Protecting Residents and Staff During Cleaning

Chemical disinfectants can irritate skin, eyes, and airways. Quaternary ammonium compounds are known skin and respiratory irritants. Bleach-based products carry higher toxicity and produce strong odors. When a resident is present during routine cleaning, ventilate the room if possible and avoid spraying disinfectant near the resident’s face. Choose products with the lowest toxicity rating that still meets your facility’s disinfection requirements. The CDC specifically recommends against using phenolic disinfectants on environmental surfaces due to their high toxicity.

Staff should wear rubber-soled, closed-toe shoes to prevent slips and chemical exposure. Gloves are standard for any cleaning task. Check the product’s Safety Data Sheet to determine if additional protection is needed, particularly when diluting concentrated chemicals.

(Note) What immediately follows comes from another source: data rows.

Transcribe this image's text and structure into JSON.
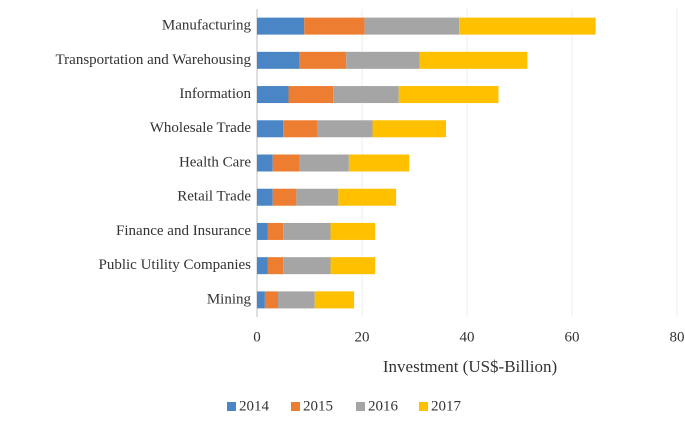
{
  "chart_data": {
    "type": "bar",
    "orientation": "horizontal",
    "stacked": true,
    "categories": [
      "Manufacturing",
      "Transportation and Warehousing",
      "Information",
      "Wholesale Trade",
      "Health Care",
      "Retail Trade",
      "Finance and Insurance",
      "Public Utility Companies",
      "Mining"
    ],
    "series": [
      {
        "name": "2014",
        "color": "#4a86c5",
        "values": [
          9,
          8,
          6,
          5,
          3,
          3,
          2,
          2,
          1.5
        ]
      },
      {
        "name": "2015",
        "color": "#ed7d31",
        "values": [
          11.5,
          9,
          8.5,
          6.5,
          5,
          4.5,
          3,
          3,
          2.5
        ]
      },
      {
        "name": "2016",
        "color": "#a5a5a5",
        "values": [
          18,
          14,
          12.5,
          10.5,
          9.5,
          8,
          9,
          9,
          7
        ]
      },
      {
        "name": "2017",
        "color": "#ffc000",
        "values": [
          26,
          20.5,
          19,
          14,
          11.5,
          11,
          8.5,
          8.5,
          7.5
        ]
      }
    ],
    "xlabel": "Investment (US$-Billion)",
    "xlim": [
      0,
      80
    ],
    "xticks": [
      0,
      20,
      40,
      60,
      80
    ],
    "grid": true,
    "legend": "bottom"
  }
}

Always place a wet floor sign before mopping to prevent falls, which is a critical safety concern in a building full of elderly residents using walkers and wheelchairs.

What CMS Inspectors Look For

Nursing homes are surveyed by the Centers for Medicare and Medicaid Services, and cleaning practices fall under several regulatory tags. F880 covers infection prevention and control broadly, while F921 specifically addresses whether the facility maintains a safe, functional, sanitary, and comfortable environment. Inspectors look for evidence that cleaning protocols are being followed consistently, not just that they exist on paper. This includes proper chemical storage, correct dilution practices, documentation of cleaning schedules, and staff training records. A room that looks clean but was cleaned with the wrong product, or where high-touch surfaces were skipped, can result in a citation just as easily as one with visible dirt.

Facilities that store cleaning products improperly, where residents or untrained staff could access concentrated chemicals, also risk citations. All products should be stored in a way that minimizes contact through inhalation or skin exposure, ideally in a locked, ventilated area away from resident rooms and food preparation spaces.